Beverly Michelle Padgett, from Portland, Tennessee, is Founder’s Medalist for the School of Nursing and is graduating with a master of science in nursing. Padgett graduated magna cum laude from Tennessee State University in 1997 and spent more than 15 years as a registered nurse at Vanderbilt University Medical Center. Padgett said she found returning to school for her master’s degree challenging, but her courses and clinical study helped her to discover a new passion and direction—to be a nursing leader. During practicums at VUMC, she researched and developed nurse retention plans and patient post-discharge models that the Medical Center later implemented. Her quality-improvement research for a nurse residency program improved participation and reduced the program’s cost. Currently, Padgett works in VUMC’s Nursing Education and Professional Development office and plans to pursue further leadership positions and perhaps a doctor of nursing practice degree.
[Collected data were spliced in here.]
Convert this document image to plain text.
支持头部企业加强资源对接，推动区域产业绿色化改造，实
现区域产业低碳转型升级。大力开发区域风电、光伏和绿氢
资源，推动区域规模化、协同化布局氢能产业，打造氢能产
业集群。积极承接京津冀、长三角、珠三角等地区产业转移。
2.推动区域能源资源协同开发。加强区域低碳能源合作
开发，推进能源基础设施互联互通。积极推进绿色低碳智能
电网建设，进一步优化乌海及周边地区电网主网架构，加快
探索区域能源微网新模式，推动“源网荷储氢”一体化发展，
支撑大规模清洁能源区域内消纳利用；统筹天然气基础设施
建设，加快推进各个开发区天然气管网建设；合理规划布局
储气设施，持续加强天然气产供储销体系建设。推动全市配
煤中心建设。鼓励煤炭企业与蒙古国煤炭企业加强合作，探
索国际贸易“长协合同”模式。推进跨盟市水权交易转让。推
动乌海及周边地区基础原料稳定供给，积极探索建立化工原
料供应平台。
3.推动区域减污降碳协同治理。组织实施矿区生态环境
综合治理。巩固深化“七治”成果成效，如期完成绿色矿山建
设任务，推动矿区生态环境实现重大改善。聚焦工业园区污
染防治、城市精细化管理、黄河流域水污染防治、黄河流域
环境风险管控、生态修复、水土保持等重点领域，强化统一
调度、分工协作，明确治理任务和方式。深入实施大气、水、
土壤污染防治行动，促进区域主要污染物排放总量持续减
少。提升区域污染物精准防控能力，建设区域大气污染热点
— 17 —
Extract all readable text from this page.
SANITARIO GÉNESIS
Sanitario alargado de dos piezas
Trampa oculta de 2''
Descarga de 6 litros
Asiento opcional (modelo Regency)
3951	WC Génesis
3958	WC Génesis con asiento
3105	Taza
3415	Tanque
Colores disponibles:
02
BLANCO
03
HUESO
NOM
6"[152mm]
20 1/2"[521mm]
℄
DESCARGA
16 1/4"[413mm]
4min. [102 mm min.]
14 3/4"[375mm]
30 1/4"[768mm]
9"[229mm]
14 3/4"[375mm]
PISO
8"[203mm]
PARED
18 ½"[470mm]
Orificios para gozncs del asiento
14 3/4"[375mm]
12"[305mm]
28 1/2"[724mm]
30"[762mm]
Samantha Gridley Haley, from Milton, Georgia, is Founder’s Medalist for the School of Medicine and is graduating with a doctor of medicine and a certificate in LGBT health. Haley entered medical school with a bachelor’s in English and an interest in social and behavioral determinants of health, but it was during her medical school rotation in adolescent medicine that she found her niche. Through this field—which combines primary care, sexual health and mental health—she plans to care for patients at an age when they are molding their self-identity and making choices that can cement into lifelong habits. She has a special interest in providing compassionate, equitable care for LGBT youth. As a medical student, she served as a fellow of the Cal Turner Program for Moral Leadership in the Professions, completed the Vanderbilt Program for Interprofessional Learning and led numerous student organizations. Her research on barriers to health care for transgender youth earned her the Society for Pediatric Research Student Research Award, which is granted to three medical students each year. Haley also published multiple award-winning essays as a medical student and was inducted into both Alpha Omega Alpha and the Gold Humanism Honor Society. She plans to complete her pediatric residency at Seattle Children’s Hospital and then pursue fellowship training in adolescent medicine.